Some of the most common questions our obstetricians are asked by expecting mothers are about changes to the skin during pregnancy. Eve specialist Dr Rob Butler discusses some common conditions, and why they occur.

It’s important to mention skin conditions to your obstetrician, because many of these symptoms can affect your baby. Some of these conditions are quite rare but serious so if you feel that you may have a skin problem, it’s best to have a chat with your obstetrician.

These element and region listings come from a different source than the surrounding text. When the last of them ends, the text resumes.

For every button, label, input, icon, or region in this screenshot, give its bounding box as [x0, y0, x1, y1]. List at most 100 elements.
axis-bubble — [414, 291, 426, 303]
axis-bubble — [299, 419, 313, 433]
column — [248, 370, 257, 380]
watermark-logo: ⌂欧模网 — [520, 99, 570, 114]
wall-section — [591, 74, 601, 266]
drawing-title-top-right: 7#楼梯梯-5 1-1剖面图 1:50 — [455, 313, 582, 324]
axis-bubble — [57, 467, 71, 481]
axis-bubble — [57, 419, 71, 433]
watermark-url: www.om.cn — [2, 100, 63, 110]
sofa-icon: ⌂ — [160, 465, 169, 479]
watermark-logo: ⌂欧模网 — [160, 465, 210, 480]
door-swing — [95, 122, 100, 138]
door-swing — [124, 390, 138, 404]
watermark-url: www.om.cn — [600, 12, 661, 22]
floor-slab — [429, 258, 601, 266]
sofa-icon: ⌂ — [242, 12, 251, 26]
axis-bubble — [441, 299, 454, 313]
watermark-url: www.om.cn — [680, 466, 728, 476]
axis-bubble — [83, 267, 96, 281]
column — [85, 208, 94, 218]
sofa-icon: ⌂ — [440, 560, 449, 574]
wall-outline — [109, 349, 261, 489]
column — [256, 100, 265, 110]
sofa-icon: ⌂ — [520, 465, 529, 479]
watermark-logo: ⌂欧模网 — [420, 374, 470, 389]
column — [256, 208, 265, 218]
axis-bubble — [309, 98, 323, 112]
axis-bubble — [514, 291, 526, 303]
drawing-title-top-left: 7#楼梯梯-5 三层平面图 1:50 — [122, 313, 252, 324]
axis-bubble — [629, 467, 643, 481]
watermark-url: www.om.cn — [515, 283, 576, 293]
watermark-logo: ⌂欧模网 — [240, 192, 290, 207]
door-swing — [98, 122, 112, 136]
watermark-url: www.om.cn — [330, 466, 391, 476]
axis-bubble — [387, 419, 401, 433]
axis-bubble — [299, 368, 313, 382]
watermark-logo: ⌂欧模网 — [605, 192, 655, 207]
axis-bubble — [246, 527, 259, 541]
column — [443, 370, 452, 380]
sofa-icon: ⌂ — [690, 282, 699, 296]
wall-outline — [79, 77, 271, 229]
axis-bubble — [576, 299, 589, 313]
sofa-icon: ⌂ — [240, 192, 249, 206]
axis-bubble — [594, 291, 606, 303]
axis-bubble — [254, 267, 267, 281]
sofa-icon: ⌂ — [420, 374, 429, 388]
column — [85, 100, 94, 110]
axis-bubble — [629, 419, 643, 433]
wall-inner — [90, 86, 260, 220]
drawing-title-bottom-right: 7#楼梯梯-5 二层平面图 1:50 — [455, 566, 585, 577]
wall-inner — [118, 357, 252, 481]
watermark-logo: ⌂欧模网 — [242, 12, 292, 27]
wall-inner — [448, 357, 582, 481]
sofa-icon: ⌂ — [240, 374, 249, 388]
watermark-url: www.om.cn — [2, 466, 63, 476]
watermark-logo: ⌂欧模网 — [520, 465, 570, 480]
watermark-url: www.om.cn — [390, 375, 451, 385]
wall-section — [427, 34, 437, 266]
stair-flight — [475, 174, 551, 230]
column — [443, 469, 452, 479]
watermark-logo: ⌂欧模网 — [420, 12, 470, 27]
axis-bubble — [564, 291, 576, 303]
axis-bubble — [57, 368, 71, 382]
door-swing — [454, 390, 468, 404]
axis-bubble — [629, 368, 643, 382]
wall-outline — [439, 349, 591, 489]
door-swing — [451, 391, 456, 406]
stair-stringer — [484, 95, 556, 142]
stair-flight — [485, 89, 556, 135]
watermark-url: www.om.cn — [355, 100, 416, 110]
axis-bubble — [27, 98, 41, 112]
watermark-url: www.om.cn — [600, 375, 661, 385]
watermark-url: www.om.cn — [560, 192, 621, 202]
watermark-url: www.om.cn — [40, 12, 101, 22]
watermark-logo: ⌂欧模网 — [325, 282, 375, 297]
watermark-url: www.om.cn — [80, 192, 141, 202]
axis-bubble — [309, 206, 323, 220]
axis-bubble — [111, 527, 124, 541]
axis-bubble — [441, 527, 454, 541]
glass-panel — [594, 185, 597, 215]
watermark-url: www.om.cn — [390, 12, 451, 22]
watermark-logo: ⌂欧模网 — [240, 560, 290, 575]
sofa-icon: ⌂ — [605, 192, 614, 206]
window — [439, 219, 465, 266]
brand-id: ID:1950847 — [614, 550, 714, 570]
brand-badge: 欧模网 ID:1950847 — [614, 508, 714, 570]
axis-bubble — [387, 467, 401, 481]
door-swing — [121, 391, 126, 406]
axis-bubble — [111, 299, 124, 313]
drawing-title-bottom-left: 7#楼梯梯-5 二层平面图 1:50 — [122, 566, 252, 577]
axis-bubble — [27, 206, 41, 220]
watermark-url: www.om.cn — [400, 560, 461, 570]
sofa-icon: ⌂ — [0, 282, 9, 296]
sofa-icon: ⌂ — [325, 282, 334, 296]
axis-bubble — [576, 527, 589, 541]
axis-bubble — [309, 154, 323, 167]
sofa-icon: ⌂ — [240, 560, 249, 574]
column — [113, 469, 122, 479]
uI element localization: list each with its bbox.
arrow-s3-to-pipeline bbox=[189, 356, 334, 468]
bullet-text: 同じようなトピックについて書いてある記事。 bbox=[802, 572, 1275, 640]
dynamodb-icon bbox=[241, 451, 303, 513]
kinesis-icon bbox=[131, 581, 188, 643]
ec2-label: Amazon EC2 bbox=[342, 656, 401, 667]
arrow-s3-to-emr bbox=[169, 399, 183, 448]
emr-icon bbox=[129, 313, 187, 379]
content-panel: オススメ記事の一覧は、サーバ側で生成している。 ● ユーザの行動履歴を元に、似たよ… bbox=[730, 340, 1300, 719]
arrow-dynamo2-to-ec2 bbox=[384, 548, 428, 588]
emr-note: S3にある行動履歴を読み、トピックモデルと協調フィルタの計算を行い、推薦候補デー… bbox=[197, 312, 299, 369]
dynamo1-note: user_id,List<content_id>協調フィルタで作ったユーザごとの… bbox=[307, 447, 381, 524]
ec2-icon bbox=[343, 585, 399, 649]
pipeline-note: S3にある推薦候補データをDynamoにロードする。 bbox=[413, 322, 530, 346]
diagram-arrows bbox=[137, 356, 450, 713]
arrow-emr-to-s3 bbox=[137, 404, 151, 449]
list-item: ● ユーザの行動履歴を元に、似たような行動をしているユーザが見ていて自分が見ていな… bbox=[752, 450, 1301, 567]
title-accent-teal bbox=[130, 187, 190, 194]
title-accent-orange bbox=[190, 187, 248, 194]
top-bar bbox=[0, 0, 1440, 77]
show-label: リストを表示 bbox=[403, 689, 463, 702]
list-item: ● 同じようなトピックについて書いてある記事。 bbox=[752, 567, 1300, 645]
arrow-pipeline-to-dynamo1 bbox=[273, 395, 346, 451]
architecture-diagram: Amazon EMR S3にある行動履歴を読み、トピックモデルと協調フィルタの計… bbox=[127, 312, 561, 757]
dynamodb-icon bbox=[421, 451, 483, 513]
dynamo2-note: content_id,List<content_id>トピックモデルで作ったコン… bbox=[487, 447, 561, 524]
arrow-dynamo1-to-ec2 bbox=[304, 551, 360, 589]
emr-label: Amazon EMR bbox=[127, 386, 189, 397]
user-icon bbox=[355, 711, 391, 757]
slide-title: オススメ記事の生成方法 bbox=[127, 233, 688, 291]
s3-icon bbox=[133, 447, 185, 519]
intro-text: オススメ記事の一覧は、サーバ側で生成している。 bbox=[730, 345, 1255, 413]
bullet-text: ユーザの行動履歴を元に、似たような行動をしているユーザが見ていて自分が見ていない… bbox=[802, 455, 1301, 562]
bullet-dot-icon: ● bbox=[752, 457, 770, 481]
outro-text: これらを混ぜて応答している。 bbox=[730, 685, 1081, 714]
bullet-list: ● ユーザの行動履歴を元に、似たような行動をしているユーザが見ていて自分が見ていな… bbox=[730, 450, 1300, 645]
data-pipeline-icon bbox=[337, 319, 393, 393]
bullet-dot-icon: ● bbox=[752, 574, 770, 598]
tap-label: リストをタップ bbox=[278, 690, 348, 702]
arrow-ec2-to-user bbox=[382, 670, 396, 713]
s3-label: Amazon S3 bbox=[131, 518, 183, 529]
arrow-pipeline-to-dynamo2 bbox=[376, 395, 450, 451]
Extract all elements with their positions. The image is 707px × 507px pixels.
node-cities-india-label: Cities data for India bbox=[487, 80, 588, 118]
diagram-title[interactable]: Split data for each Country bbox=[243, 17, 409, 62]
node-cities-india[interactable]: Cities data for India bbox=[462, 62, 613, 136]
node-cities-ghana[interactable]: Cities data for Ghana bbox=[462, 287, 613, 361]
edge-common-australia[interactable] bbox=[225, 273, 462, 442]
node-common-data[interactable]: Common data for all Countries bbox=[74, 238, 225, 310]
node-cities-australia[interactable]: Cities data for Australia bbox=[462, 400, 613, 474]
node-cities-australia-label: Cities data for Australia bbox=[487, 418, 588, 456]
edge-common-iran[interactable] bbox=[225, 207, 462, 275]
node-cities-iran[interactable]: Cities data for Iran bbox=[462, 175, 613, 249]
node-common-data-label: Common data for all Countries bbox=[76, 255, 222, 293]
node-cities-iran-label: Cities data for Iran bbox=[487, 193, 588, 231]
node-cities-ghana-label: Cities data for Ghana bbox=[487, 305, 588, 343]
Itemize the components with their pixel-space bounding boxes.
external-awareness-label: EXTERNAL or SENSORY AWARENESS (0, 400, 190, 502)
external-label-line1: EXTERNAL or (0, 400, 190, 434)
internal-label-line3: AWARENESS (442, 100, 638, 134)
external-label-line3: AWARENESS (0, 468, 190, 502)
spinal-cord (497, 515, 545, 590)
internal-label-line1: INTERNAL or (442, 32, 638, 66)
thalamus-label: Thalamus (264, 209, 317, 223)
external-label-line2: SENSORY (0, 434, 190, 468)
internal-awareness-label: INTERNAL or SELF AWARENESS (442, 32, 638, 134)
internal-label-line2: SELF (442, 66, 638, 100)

Pregnancy can cause common conditions such as dermatitis, psoriasis and eczema to flare up.  I am also often asked about darkening of the skin and stretch marks.

Together we can sort out a course of action that provides relief for you and is gentle on the baby. Don’t fret; most conditions are benign and nothing to worry about but there is a chance it could be more serious so it’s better to be on the safe side.

Hormones are often blamed for these changes and while they are responsible for some, it’s not always the case. As you know, your body is constantly changing during the pregnancy period, including your immune system, which can cause noticeable changes.

Darkening of the skin can occur early on in the pregnancy, mainly due to the hormones oestrogen and progesterone. This is why similar symptoms can be present when you are on the pill.

Stretching often occurs on the abdomen, hips, thighs and breasts causing “stretch marks”. Factors such as weight gain also contribute. The best way to avoid stretch marks is to monitor weight gain during pregnancy. Unfortunately, due to genetic predisposition, some people will develop stretch marks more easily than others.

Most itching during pregnancy is due to skin dryness or a condition known as PEP, which is a raised rash on the abdomen around the belly button. This condition can be treated with local moisturisers or even selected steroids and tablets.

The itch symptom is extremely important as the conditions relating to the itch and the painful rash can affect the baby. It’s best to consult your obstetrician.